My twenty year old daughter, Alexis, gave me a nice psychological gift two weeks ago. She shared with me some of the ways I had hurt her as she was growing up.
When she was eighteen, she told me she was angry at me because she thought I had expected her to be a perfect child. She remembered I had given her more criticism than praise in raising her. Since this is how my parents raised me, I assumed there was validity to her complaint and told her so. Also, I'm embarrassed to write, when she was young I hadn't done my own painful exploration of childhood experiences until a clinical depression forced me to do so. As a result, I wasn't fully aware of the depth of my own pain and shame which I believe I passed to her.

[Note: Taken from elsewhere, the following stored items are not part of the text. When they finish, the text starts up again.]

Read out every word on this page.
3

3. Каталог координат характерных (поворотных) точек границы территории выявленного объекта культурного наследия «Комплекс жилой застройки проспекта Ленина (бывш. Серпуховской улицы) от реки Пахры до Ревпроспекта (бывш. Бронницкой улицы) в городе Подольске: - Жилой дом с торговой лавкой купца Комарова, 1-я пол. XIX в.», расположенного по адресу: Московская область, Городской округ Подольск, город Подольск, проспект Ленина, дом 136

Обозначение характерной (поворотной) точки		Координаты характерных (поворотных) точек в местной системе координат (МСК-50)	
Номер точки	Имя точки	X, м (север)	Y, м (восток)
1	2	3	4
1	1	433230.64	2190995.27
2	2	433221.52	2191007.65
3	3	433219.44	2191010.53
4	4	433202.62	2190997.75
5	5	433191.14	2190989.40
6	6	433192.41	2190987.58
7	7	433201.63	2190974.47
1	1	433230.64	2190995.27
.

This time she talked to my wife and me as we were driving down to Salt Lake City. At first, she complained we had favored our son over her. My wife became defensive about this, claiming she did not see it that way. Brilliant therapist that I saw myself to be, I calmly handled Alexis' complaint well by empathizing with her view and legitimizing her feelings. I thought there was validity to what she was saying.
But when she started to share how she felt I had hurt her, my anxiety level went up. No longer was I the calm, objective psychologist but a defensive, guilt-ridden parent.
What was she going to talk about?, I asked myself with mounting anxiety. And in front of my wife! The times when I became too angry with her, times I shall probably always remember with a wince of guilt? The marital struggles my wife and I had when she was a child and how they impacted her? My threatening as a joke that the Mount Helena monster would get her if she didn't behave which she later told me had frightened her badly?
Even though she was driving, Alexis began to tear up. Struck between wanting to tell me about the pain I had inflicted on her and a fear of doing so, she finally screwed up the courage to tell me that she remembered times when I had promised to take her swimming at the YMCA but didn't. With tears streaming down her face, she said it was very painful for a little girl to have her Daddy make promises and then not keep them.
I was shocked and saddened by what she said. My memory was of the many times I took her swimming and how I'd toss her up into the pool while she screamed with delight. What I saw as a source of good parenting, she thought of as painful.
I wasn't going to argue with her, however. I had no memory of breaking promises to take her swimming but her tears told me I had. The best response I could have for her was to listen, validate her pain, admit I was an imperfect parent but affirm I still loved her.
I guess most parents wound their children to a greater or lesser degree no matter how much we love them. Most of the time it is unintentional and inadvertent. Based on Alexis' observations, perhaps many times we don't even realize we've hurt them. Since they experienced the pain, however, they still remember what we did even though we have long forgotten it.
But there can still be recovery for our adult children. The most healing thing one person who has hurt another can do is listen to her feelings, try not to defend or rationalize his actions, admit to his mistakes and promise to try to not let them happen again.
So thanks, Alexis, for the gift of pain. You honor your mother and me by telling us of your hurt and anger. You express deep trust in us that you can share your negative emotions and not be afraid our relationship will be strained.
You know, of course, we both love you very much, however imperfectly we have done so. Thanks also for your forgiveness of our human fallibility.